Maria Teresa Carrieri
SECONDO RACCONTO
Recuperare il tempo perduto
Anche questo è un racconto breve; non è il racconto di una buona prassi didattica, è il racconto della mia prima esperienza di insegnamento che credevo non avrei più né riconsiderato né tantomeno reso pubblica.
Allora avevo solo vent’anni , uscivo fresca dal magistrale, e mi fu assegnata con incarico annuale una classe di seconda elementare durante l’orario del doposcuola.
Era il 1979; un periodo in cui il mondo scolastico, soprattutto quello elementare, era ancora incatenato a regole burocratiche e gerarchiche ferree ed indiscutibili.
C’era ancora il maestro unico, quello del mattino, di serie A, e quello del pomeriggio, di serie B.
Ricordo la mia classe con nostalgia e con dolore, nello stesso tempo; la rendevano diversa da tutte le altre la presenza nello specifico di tre fanciullini; non ricordo più i nomi di nessuno, ma i loro li ho impressi nella memoria a marchio indelebile.
Uno di loro, Davide, era affetto da problemi legati alla crescita (soffriva di nanismo…), e probabilmente questo gli creava anche disturbi nel comportamento; quando veniva assalito da raptus di nervosismo, dal basso del suo metro d’altezza afferrava il primo banco che gli capitava e lo lanciava nel vuoto…
Durante le feste natalizie sua madre fu l’unica a presentarsi con un piccolo regalo, una carriola di legno dipinta di blu decorata di fiori secchi…era il suo modo di dirmi: “Lo so che mio figlio è indisciplinato, ma dovete avere pazienza con lui…”
Il secondo di questi miei alunni speciali era normalissimo sia nella crescita fisica che nella crescita psico-intellettiva, aveva il solo torto di appartenere ad una delle tante famiglie di meridionali trasferitisi al nord che era affiliata a culture malavitose e comunque a quel genere sbagliato di intendere la giustizia.
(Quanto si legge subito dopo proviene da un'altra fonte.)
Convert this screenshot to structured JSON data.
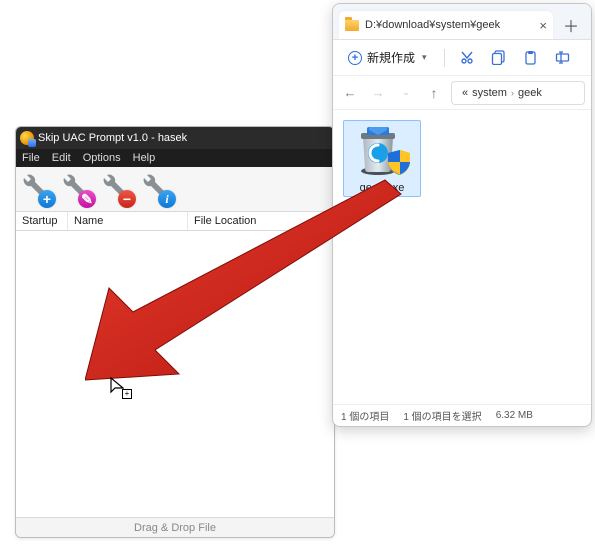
{
  "app": {
    "title": "Skip UAC Prompt v1.0 - hasek",
    "menu": {
      "file": "File",
      "edit": "Edit",
      "options": "Options",
      "help": "Help"
    },
    "toolbar_badges": {
      "add": "+",
      "rename": "✎",
      "remove": "−",
      "info": "i"
    },
    "columns": {
      "startup": "Startup",
      "name": "Name",
      "location": "File Location"
    },
    "status": "Drag & Drop File"
  },
  "explorer": {
    "tab_title": "D:¥download¥system¥geek",
    "new_label": "新規作成",
    "breadcrumb": {
      "prefix": "«",
      "seg1": "system",
      "seg2": "geek"
    },
    "file": {
      "name": "geek.exe"
    },
    "status": {
      "count": "1 個の項目",
      "selected": "1 個の項目を選択",
      "size": "6.32 MB"
    }
  }
}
Amava fare il bullo, veniva a scuola con un piccolo serramanico nella cartella e lo esibiva sfoderando un sorriso provocatorio, che già poteva vantare delle piccole carie visibili e di certo la più totale assenza di igiene; lo faceva più per farsi grande all’interno del gruppo classe, davanti ai compagni, che per altre evidenti e secondarie intenzioni.
E’ stato quello che mi ha fatto più tribolare, quello che più di tutti amava provocarmi, senz’altro psicologicamente più grande dei suoi sette anni; quando voleva dimostrarmi tutto il suo rifiuto della scuola, usciva con espressioni del tipo: “Lo sai che io ho un cugino grande e grosso che può venire a scuola solo se io glielo chiedo?”
Il terzo di questi tre campioni di infanzia, Luca, era il meno problematico, soffriva solo di una leggera affezione poliomielitica, e dunque la sua faccetta dolcissima con gli occhi azzurri ed un biondo caschetto morbido contrastava tristemente con il suo incedere leggermente anchilosante…
Sarebbe stato un bambino senza problemi di comportamento, se solo non ci fossero stati gli altri due o quantomeno il secondo, Massimo, che invece lo coinvolgeva nelle sue spedizioni inutili e ribelli.
Gli altri erano bambini normali, con alle spalle famiglie più o meno normali; in classe non mi accorgevo nemmeno d’averli (per fortuna, perché tutta la mia attenzione veniva rubata dai miei prediletti…)
La giornata tipo era la seguente: arrivavo a dare il cambio alla maestra del mattino durante l’orario della mensa; è quel momento che i bambini hanno la massima frenesia addosso, dopo una mattina intera passata incollati sui banchi a fare la lezione che conta; la mia collega nemmeno la incrociavo, lei se n’era già andata, e l’unico momento di copresenza era quello del sabato mattina.
Diciamo pure che la copresenza era più immaginaria e teorica che reale; a fatica si poteva scambiare qualche contenuto serio sul problema classe che potesse superare la frase con qualche battuta.
Non parliamo poi del programma; lei gestiva Il programma, io facevo eseguire nel pomeriggio i compiti che lei aveva assegnato…
Possibilità di programmazioni collegiali, interdisciplinari o quant’altro? Pura fantascienza.
Possibilità di avere insegnanti di sostegno? Non erano previste per queste tipologie di deficit. Non avevo bambini sordi o muti o ciechi o spastici; avevo solo bambini difficili, che esprimevano tutto il loro disagio al quale io avrei dovuto sapere dare delle risposte.
Il direttore scolastico credo di non averlo mai personalmente incrociato; ricordo di più la presenza della segretaria, una donna anch’essa meridionale, come il 70% della popolazione scolastica di quel circondario suburbano e periferico, dalla presenza energica ma anche molto autoritaria, che di didattica poteva intendersene esattamente come io mi posso intendere di astronautica…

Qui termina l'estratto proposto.